Latin Sigillum was the diminutive of signum, and thus a little sign or symbol. Parsed through Old French and Middle English, the word became seel, which by the 13th century was a device with a raised or incised emblem that could be impressed on wax to certify a signature or authenticate a document. Very early, "seal" gained the implication of formalizing a transaction, so that early religion spoke of souls "sealed" to God. A wax or lead seal might even be used to close up a folded or rolled document or letter so that the recipient could be sure it had been safe from prying eyes, giving rise to the sense of physically closing or securing a letter or package.

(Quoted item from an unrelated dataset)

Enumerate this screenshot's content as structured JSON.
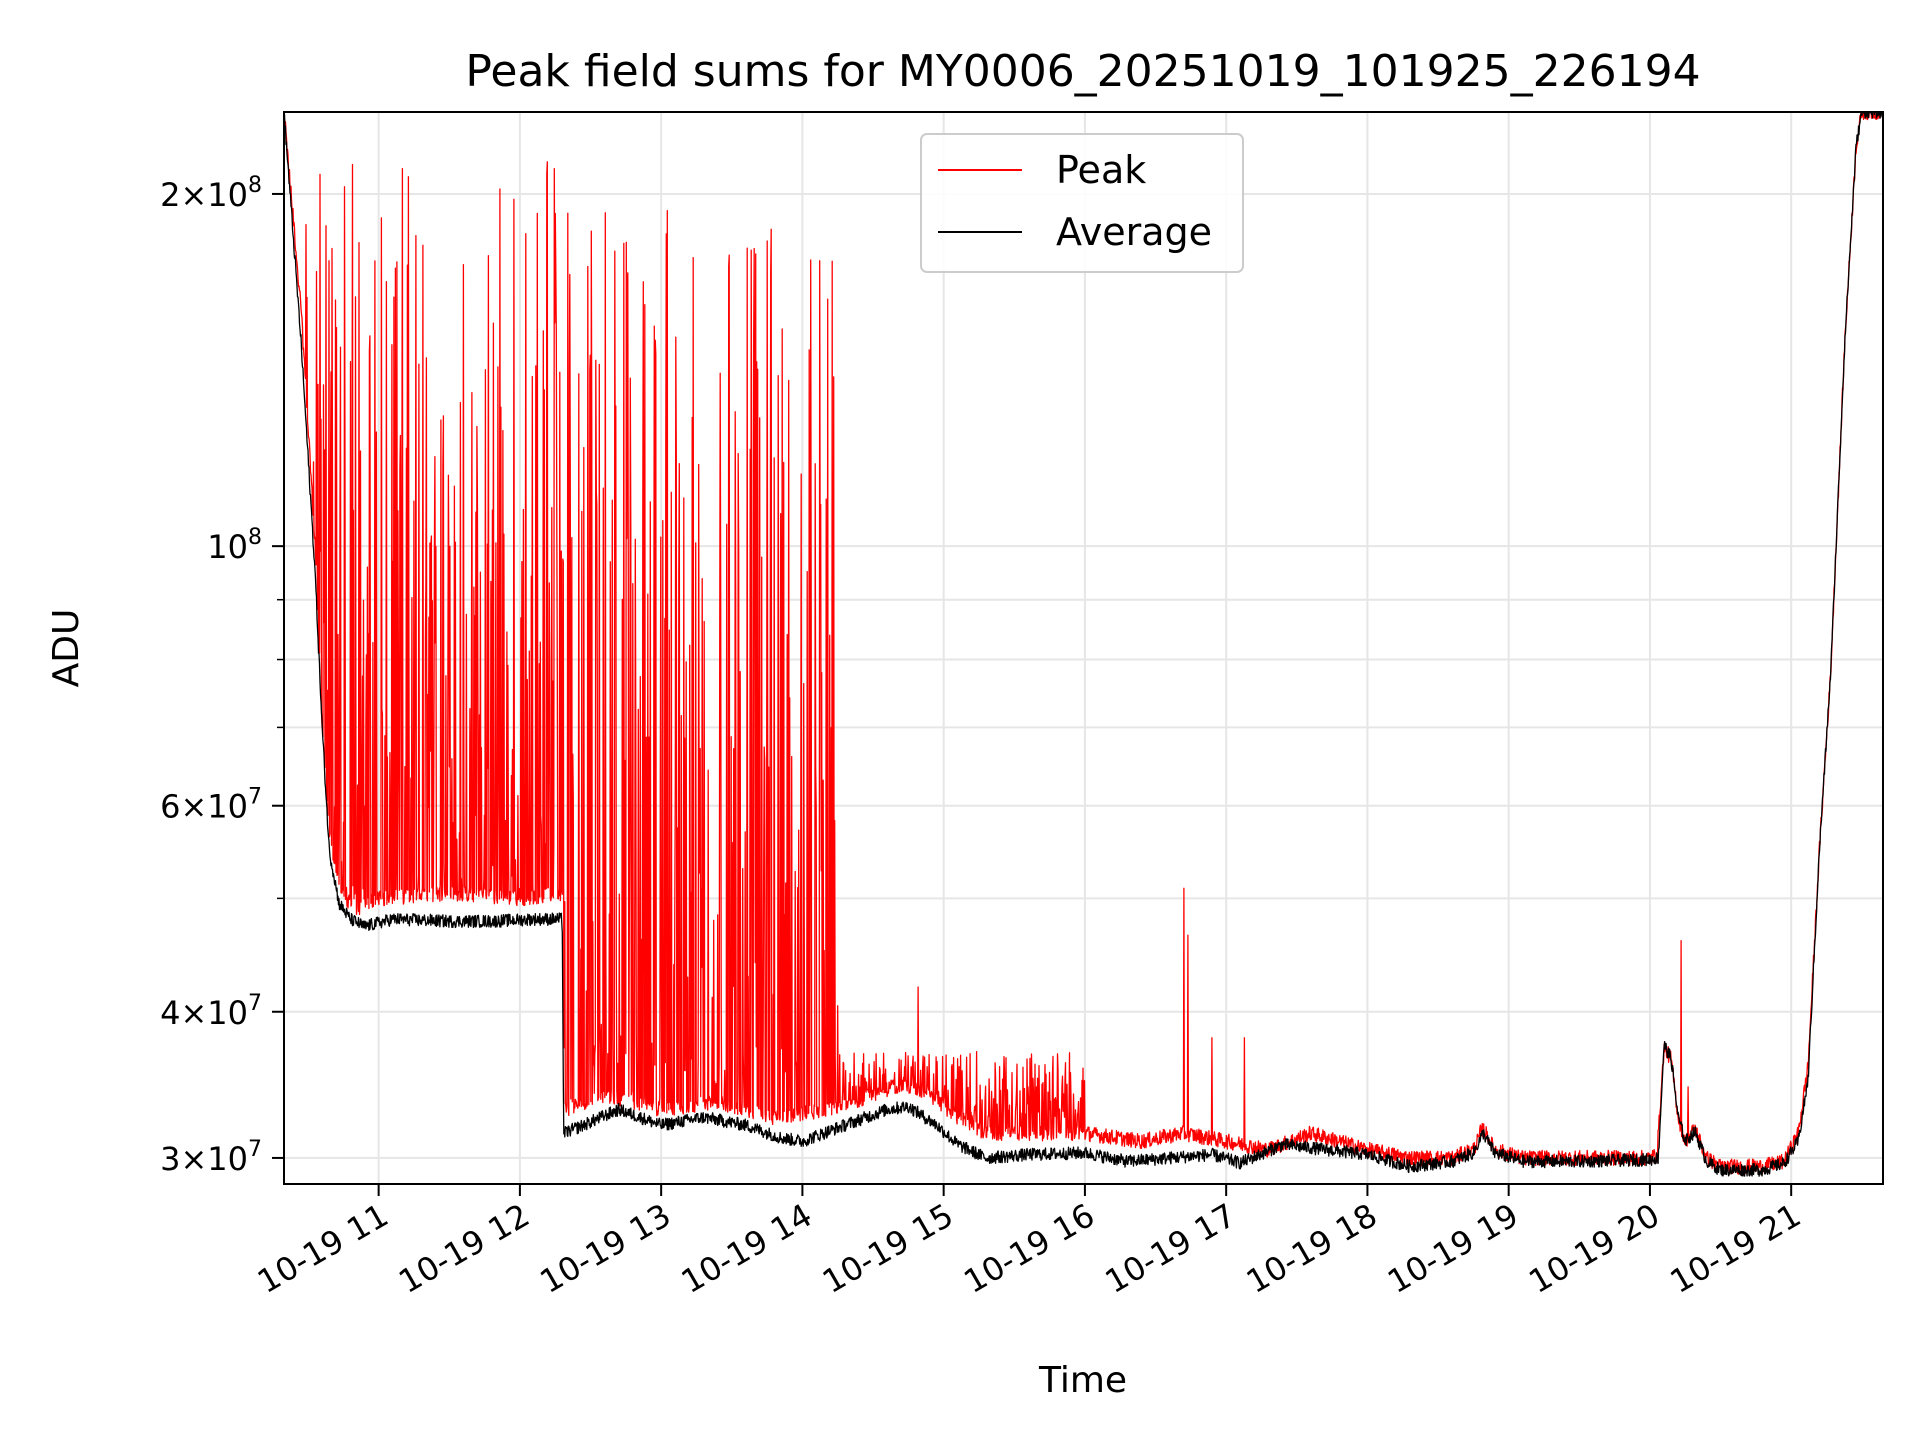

Seals were also common in commerce and shipping to demonstrate that jars, bales, bags and boxes were whole and uncontaminated.
 

"Deliver" first meant to set free, a sense retained in a jail delivery (jail break) and in "deliver us from evil." The Latin root is liber, "free" as in liberty, liberal, supposedly derived from an IE root meaning grow, mount up. AHD confides that "the precise semantic development is obscure." The best guess I've seen is that liber originally meant a nobleman (i.e., someone who has been raised up) and came to mean free by association. (The similar appearing words deliberate, libra, liter, etc., are from a non-Indo-European root lithra, meaning weigh or scales.)
 

In its legal usage, "signed, sealed and delivered" has (or had, at least) a very narrow and specific significance. "Signed" is equivalent to "given by hand" or "given under my hand" and requires that the maker of a deed, grant or promise personally execute it, by mark or signature. "Sealed," now obsolete, meant that the maker had, in addition, affixed his seal, which was significant not to prove who the maker was (as a modern lawyer might think) but to waive any objection that the document (whatever it was) was not supported by adequate value received. A modern lawyer would understand "sealed" to mean that a notary has attested or authenticated the signature on the document. "Delivered" was particularly important for deeds and gifts-a gift or grant does not take effect until the property or a deed to the property is placed in the hands of the grantee or donee. In medieval practice, "livery of seisin" (literally, delivery of possession) required that if I wanted to grant you a piece of land, I had to go upon the property with you and hand you a clod of dirt from the land. For urban land, I would hand you the key to the front door.